Opinion
1 Div. 51.
November 28, 1918.
Appeal from Circuit Court, Baldwin County; A. E. Gamble, Judge.
Webb, McAlpine Grove, of Mobile, for appellant.
John E. Mitchell, of Mobile, for appellee.
"In order to justify the use of force in ejecting a trespasser from defendant's premises, where he entered peaceably, it should be shown that defendant first requested the trespasser to depart and that he refused after being allowed a reasonable time to do so; but where the trespasser uses actual force in effecting an entrance, then no request is necessary before forcibly ejecting him." 5 Corp. Jur. 634, § 29. This text is fully supported by the cases. Hannabalson v. Sessions (Iowa) 93 Am. St. Rep. 250, note, 256. In our own case of Motes v. Bates, 74 Ala. 374, 378, this qualification of the right to eject is expressly recognized.
In the instant case defendant's testimony that he requested plaintiff to leave his premises, and that she refused to do so, before he used any forec, is contradicted by plaintiff's testimony. It is obvious, therefore, that charge "D," which would have justified defendant's use of force without first requesting plaintiff to depart, was properly refused.
The theory of the rule is that the use of force to expel a trespasser who has entered peaceably is presumed to be unnecessary until the trespasser has refused to go upon request. This issue was necessarily comprehended in defendant's pleas of justification, which affirmed that defendant ejected plaintiff, a trespasser, "using only such force as was necessary to eject her from said hall."
On the cross-examination of plaintiff she was asked, apropos of her visit to the dance hall on the night in question, if she "went down there determined to go in and stay in." On her objection, this question was excluded.
Even though answered affirmatively, we think that plaintiff's uncommunicated purpose in that regard was not material to the issues of the case, viz. whether any force was necessary for plaintiff's expulsion, and, if so, how much and of what kind. Moreover, it would seem that her purpose to enter the hall and remain was sufficiently apparent without any direct admission from her. The exclusion of the question was not reversible error.

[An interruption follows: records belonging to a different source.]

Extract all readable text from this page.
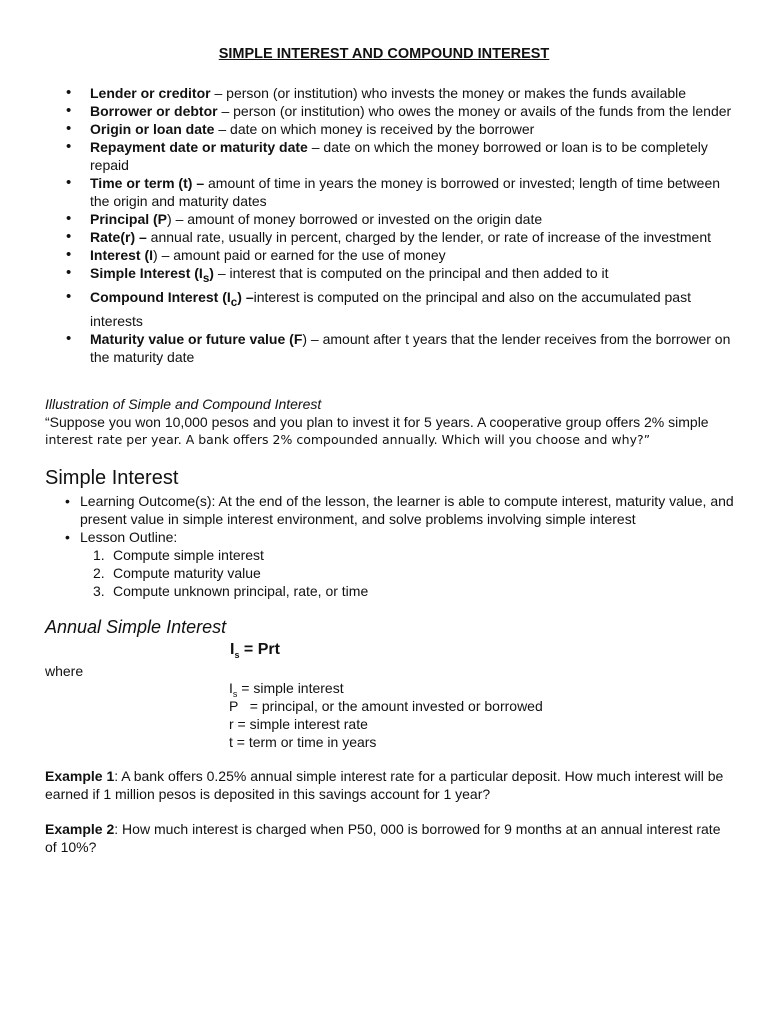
SIMPLE INTEREST AND COMPOUND INTEREST
• Lender or creditor – person (or institution) who invests the money or makes the funds available
• Borrower or debtor – person (or institution) who owes the money or avails of the funds from the lender
• Origin or loan date – date on which money is received by the borrower
• Repayment date or maturity date – date on which the money borrowed or loan is to be completely repaid
• Time or term (t) – amount of time in years the money is borrowed or invested; length of time between the origin and maturity dates
• Principal (P) – amount of money borrowed or invested on the origin date
• Rate(r) – annual rate, usually in percent, charged by the lender, or rate of increase of the investment
• Interest (I) – amount paid or earned for the use of money
• Simple Interest $(I_s)$ – interest that is computed on the principal and then added to it
• Compound Interest $(I_c)$ –interest is computed on the principal and also on the accumulated past interests
• Maturity value or future value (F) – amount after t years that the lender receives from the borrower on the maturity date
Illustration of Simple and Compound Interest
“Suppose you won 10,000 pesos and you plan to invest it for 5 years. A cooperative group offers 2% simple
interest rate per year. A bank offers 2% compounded annually. Which will you choose and why?”
Simple Interest
• Learning Outcome(s): At the end of the lesson, the learner is able to compute interest, maturity value, and present value in simple interest environment, and solve problems involving simple interest
• Lesson Outline:
1. Compute simple interest
2. Compute maturity value
3. Compute unknown principal, rate, or time
Annual Simple Interest
$I_s$ = Prt
where
$I_s$ = simple interest
P   = principal, or the amount invested or borrowed
r = simple interest rate
t = term or time in years
Example 1: A bank offers 0.25% annual simple interest rate for a particular deposit. How much interest will be earned if 1 million pesos is deposited in this savings account for 1 year?
Example 2: How much interest is charged when P50, 000 is borrowed for 9 months at an annual interest rate of 10%?
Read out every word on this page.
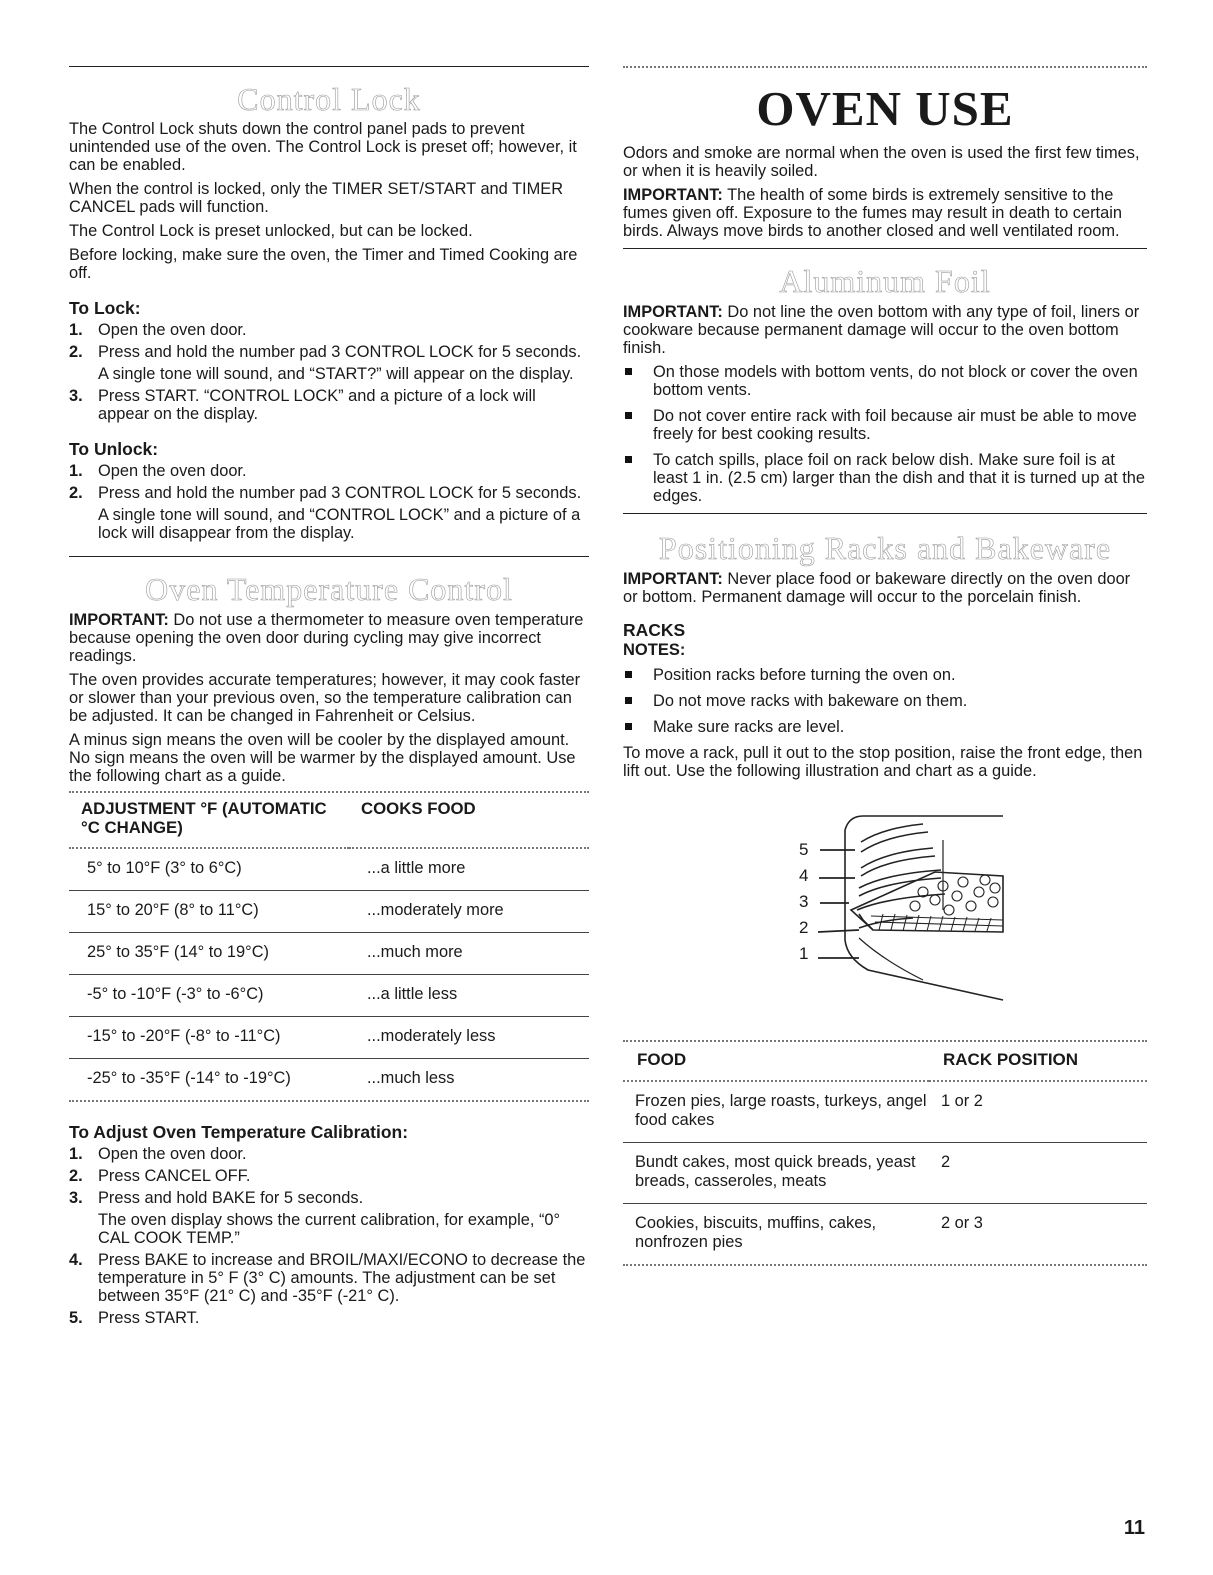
Control Lock

The Control Lock shuts down the control panel pads to prevent unintended use of the oven. The Control Lock is preset off; however, it can be enabled.

When the control is locked, only the TIMER SET/START and TIMER CANCEL pads will function.

The Control Lock is preset unlocked, but can be locked.

Before locking, make sure the oven, the Timer and Timed Cooking are off.

To Lock:
1. Open the oven door.
2. Press and hold the number pad 3 CONTROL LOCK for 5 seconds.
A single tone will sound, and “START?” will appear on the display.
3. Press START. “CONTROL LOCK” and a picture of a lock will appear on the display.
To Unlock:
1. Open the oven door.
2. Press and hold the number pad 3 CONTROL LOCK for 5 seconds.
A single tone will sound, and “CONTROL LOCK” and a picture of a lock will disappear from the display.
Oven Temperature Control

IMPORTANT: Do not use a thermometer to measure oven temperature because opening the oven door during cycling may give incorrect readings.

The oven provides accurate temperatures; however, it may cook faster or slower than your previous oven, so the temperature calibration can be adjusted. It can be changed in Fahrenheit or Celsius.

A minus sign means the oven will be cooler by the displayed amount. No sign means the oven will be warmer by the displayed amount. Use the following chart as a guide.

ADJUSTMENT °F (AUTOMATIC °C CHANGE)	COOKS FOOD
5° to 10°F (3° to 6°C)	...a little more
15° to 20°F (8° to 11°C)	...moderately more
25° to 35°F (14° to 19°C)	...much more
-5° to -10°F (-3° to -6°C)	...a little less
-15° to -20°F (-8° to -11°C)	...moderately less
-25° to -35°F (-14° to -19°C)	...much less
To Adjust Oven Temperature Calibration:
1. Open the oven door.
2. Press CANCEL OFF.
3. Press and hold BAKE for 5 seconds.
The oven display shows the current calibration, for example, “0° CAL COOK TEMP.”
4. Press BAKE to increase and BROIL/MAXI/ECONO to decrease the temperature in 5° F (3° C) amounts. The adjustment can be set between 35°F (21° C) and -35°F (-21° C).
5. Press START.
OVEN USE

Odors and smoke are normal when the oven is used the first few times, or when it is heavily soiled.

IMPORTANT: The health of some birds is extremely sensitive to the fumes given off. Exposure to the fumes may result in death to certain birds. Always move birds to another closed and well ventilated room.

Aluminum Foil

IMPORTANT: Do not line the oven bottom with any type of foil, liners or cookware because permanent damage will occur to the oven bottom finish.

On those models with bottom vents, do not block or cover the oven bottom vents.
Do not cover entire rack with foil because air must be able to move freely for best cooking results.
To catch spills, place foil on rack below dish. Make sure foil is at least 1 in. (2.5 cm) larger than the dish and that it is turned up at the edges.
Positioning Racks and Bakeware

IMPORTANT: Never place food or bakeware directly on the oven door or bottom. Permanent damage will occur to the porcelain finish.

RACKS
NOTES:
Position racks before turning the oven on.
Do not move racks with bakeware on them.
Make sure racks are level.

To move a rack, pull it out to the stop position, raise the front edge, then lift out. Use the following illustration and chart as a guide.

5
4
3
2
1
FOOD	RACK POSITION
Frozen pies, large roasts, turkeys, angel food cakes	1 or 2
Bundt cakes, most quick breads, yeast breads, casseroles, meats	2
Cookies, biscuits, muffins, cakes, nonfrozen pies	2 or 3
11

The trial judge also excluded a letter written to defendant on the day of the alleged assault by a justice of the peace whom plaintiff has consulted as to her right to be admitted to defendant's dance hall.
Plaintiff had testified that she authorized the justice to write a letter informing defendant that she intended to seek admission on the night in question, and that particular paragraph of the letter was properly admissible, as being in effect a declaration by plaintiff herself. But the letter contains numerous independent observations made by the justice ex mero motu which are irrelevant and flagrantly inadmissible for any purpose offered, as it was, as a whole, the letter was properly excluded.
It seems to be now fully settled in this state that in an action for an assault and battery in Code form, which does not show the character of the offense, there can be no recovery of compensatory damages, even for physical pain or mental suffering, unless the elements of injury are stated and the damages claimed in the complaint. Irby v. Wilde, 150 Ala. 402, 43 So. 574; Powell v. Schimpf, 154 Ala. 665, 44 So. 1044; S. S. S. I. Co. v. Dickinson, 167 Ala. 211, 52 So. 594.
Under these decisions, we are constrained to hold that the trial court erred in refusing to give at defendant's request the several charges denying plaintiff's right to recover for physical injuries or physical suffering caused by the battery complained of.
For this error the judgment must be reversed and the cause remanded for another trial.
Reversed and remanded.
ANDERSON, C. J., and MAYFIELD and THOMAS, JJ., concur.